I am not sure if this is ideal but I hope this helps! It seems to work for me.

Best, Sam

schifferl commented 3 years ago

Hi @zhuzn, this bug has been patched in release and devel. The changes may take a day or so to show up in the Bioconductor builds. It was simply a matter of coercing to matrix first as @szimmerman92 suggested. Also, @szimmerman92...

"However, if you want to then merge multiple dataframes together, this become computationally very difficult. So I found a function native to the R package Seurat, that directly merges sparse matrices together."

much of the time is rather spent realizing the sparse matrix objects in memory; the merging should be very efficient. We'll skip adding Seurat for now because it would be a big dependency to add for a single function.

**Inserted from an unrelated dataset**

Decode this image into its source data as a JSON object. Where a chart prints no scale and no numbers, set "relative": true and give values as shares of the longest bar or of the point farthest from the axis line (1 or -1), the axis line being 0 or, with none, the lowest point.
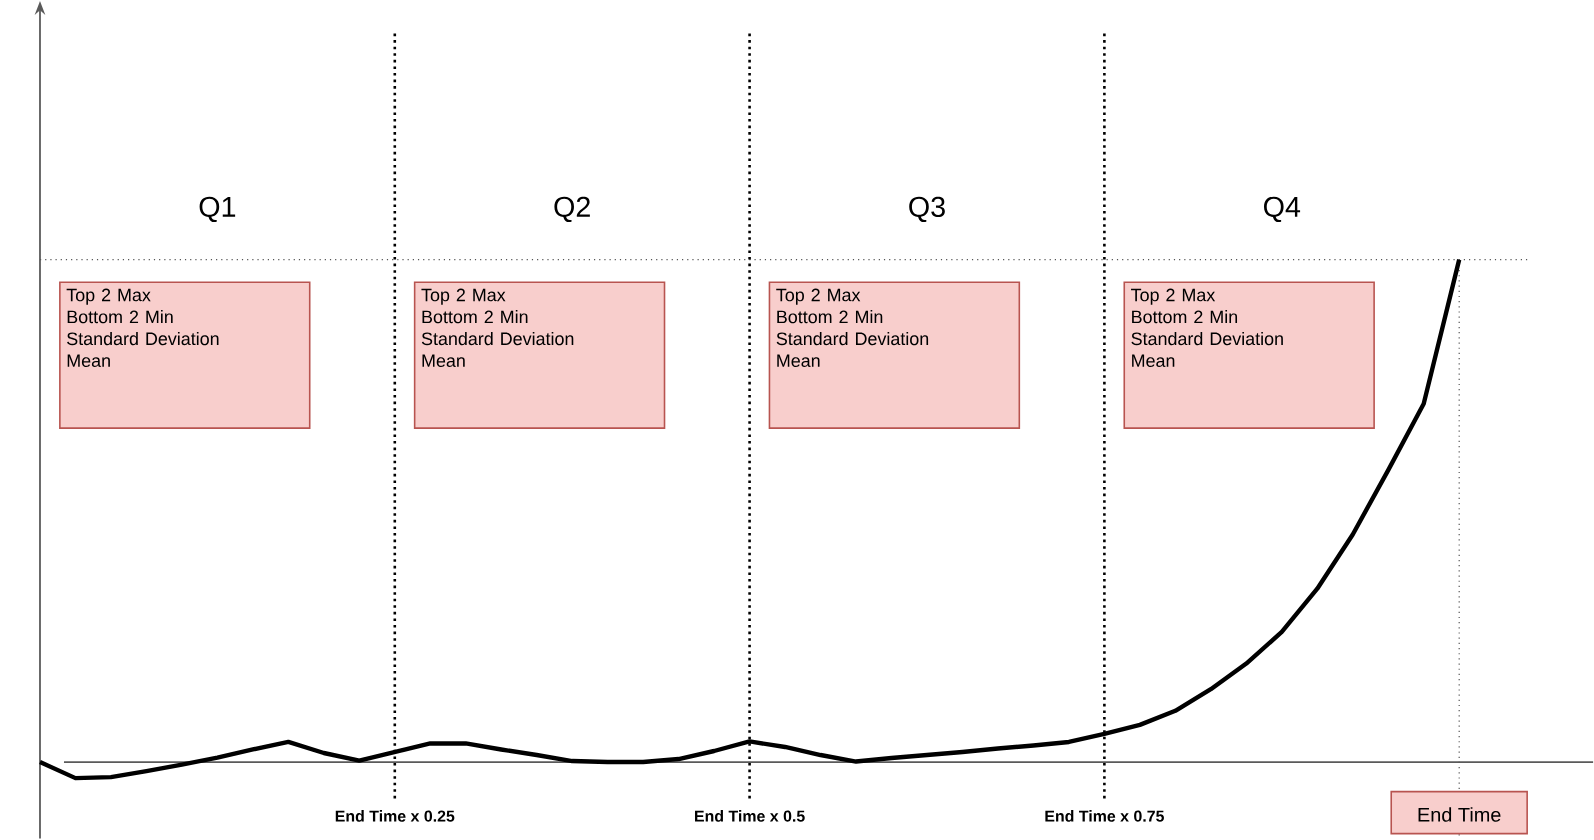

Finally, just be aware @zhuzn that your code at the top of the thread will attempt to merge gene_families from 10 studies and you'll need a huge amount of memory (each matrix is ~ 4M rows). We don't have a nice solution for that problem just yet, but perhaps in the future. Anyway, to verify the bug was resolved, I ran all of the following examples.

sampleMetadata |>
    dplyr::filter(stringr::str_detect(study_name, "AsnicarF_2017|LassalleF_2017")) |>
    dplyr::select(where(~ !base::all(base::is.na(.x)))) |>
    returnSamples("gene_families")

sampleMetadata |>
    dplyr::filter(stringr::str_detect(study_name, "AsnicarF_2017|LassalleF_2017")) |>
    dplyr::select(where(~ !base::all(base::is.na(.x)))) |>
    returnSamples("marker_abundance")

sampleMetadata |>
    dplyr::filter(stringr::str_detect(study_name, "AsnicarF_2017|LassalleF_2017")) |>
    dplyr::select(where(~ !base::all(base::is.na(.x)))) |>
    returnSamples("marker_presence")

sampleMetadata |>
    dplyr::filter(stringr::str_detect(study_name, "AsnicarF_2017|LassalleF_2017")) |>
    dplyr::select(where(~ !base::all(base::is.na(.x)))) |>
    returnSamples("pathway_abundance")

sampleMetadata |>
    dplyr::filter(stringr::str_detect(study_name, "AsnicarF_2017|LassalleF_2017")) |>
    dplyr::select(where(~ !base::all(base::is.na(.x)))) |>
    returnSamples("pathway_coverage")

sampleMetadata |>
    dplyr::filter(stringr::str_detect(study_name, "AsnicarF_2017|LassalleF_2017")) |>
    dplyr::select(where(~ !base::all(base::is.na(.x)))) |>
    returnSamples("relative_abundance")